Watching Swiss television recently—for the first and possibly last time—I saw a report on the 38-year-old Belgian who blew herself up in Iraq recently, killing five policemen as well. She was the first white European suicide bomber.

Muriel Degauque, born and raised in Charleroi, was a child of ordinary working-class parents. The television underlined this point with lengthy shots of her dreary childhood neighborhood. Even a few seconds looking at it on a screen was almost enough to provoke an existential crisis.

Muriel Degauque’s life was unremarkable, said the television commentary. She was average at school, and then worked, unskilled, in a bakery. A few people who knew her in childhood and early adulthood emphasized that she was an ordinary person—the last kind of person, in fact, to act in such an outrageous way.

There was nothing in her life out of the usual, the report added. True, she went through a period of sexual promiscuity and drug taking, but when she converted to Islam—cut to a Muslim area of Brussels—she gave up drugs and was faithful to her Moroccan husband. So really, the commentary concluded, the whole episode was mysterious and inexplicable.

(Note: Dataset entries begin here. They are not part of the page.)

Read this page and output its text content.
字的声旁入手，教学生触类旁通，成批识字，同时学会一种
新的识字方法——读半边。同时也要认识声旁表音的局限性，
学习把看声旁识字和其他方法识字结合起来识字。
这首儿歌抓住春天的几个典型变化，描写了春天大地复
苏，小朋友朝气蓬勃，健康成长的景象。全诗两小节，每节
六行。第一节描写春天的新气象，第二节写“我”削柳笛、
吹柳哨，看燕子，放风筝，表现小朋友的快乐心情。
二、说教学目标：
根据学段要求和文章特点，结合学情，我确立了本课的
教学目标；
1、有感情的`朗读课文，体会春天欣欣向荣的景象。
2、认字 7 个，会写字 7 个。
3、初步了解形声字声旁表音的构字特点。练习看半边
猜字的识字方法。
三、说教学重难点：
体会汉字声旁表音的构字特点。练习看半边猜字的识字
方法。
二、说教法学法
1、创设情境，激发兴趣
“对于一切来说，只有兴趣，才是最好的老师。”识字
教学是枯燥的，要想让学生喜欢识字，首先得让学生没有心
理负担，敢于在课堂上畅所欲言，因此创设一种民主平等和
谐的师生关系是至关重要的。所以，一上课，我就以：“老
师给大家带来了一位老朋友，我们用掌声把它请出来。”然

But only in the sense that all human conduct is, in the last analysis, mysterious. Actually, the suicide bomber reminded me of the lost and bewildered young people whom various Christian sects would look for as they scoured our streets, trawling for recruits into their all-embracing communities. These communities happened to make lots of money for their founders but really did rescue some young people from the gutter.

The TV commentary made no connection between Muriel Degauque’s promiscuity and drug abuse on the one hand and her subsequent conversion to a murderously puritanical form of Islam on the other (she wore the most extreme of veils). It requires little imagination to make such a connection, however, for one possible interpretation of her former life was that she sought to fill an inner void, a lack of purpose or interest, with mere sensation. Once the self-defeating nature of this effort was obvious to her—and nothing suggests that she lacked intelligence, despite her mediocre academic background—she became vulnerable to a “complete” answer to life’s problems. Her death demonstrated, both to herself and to others, how deeply (or at least desperately) she believed in it.

Her problem—a lack of meaning in her life—is far from unique. Millions of people are in the same or similar position. That is why her story, bizarre as it is, has plunged Belgium into an existential gloom, and why the rest of Europe cannot afford to be complacent about it—or as emotionally unimaginative as Swiss television.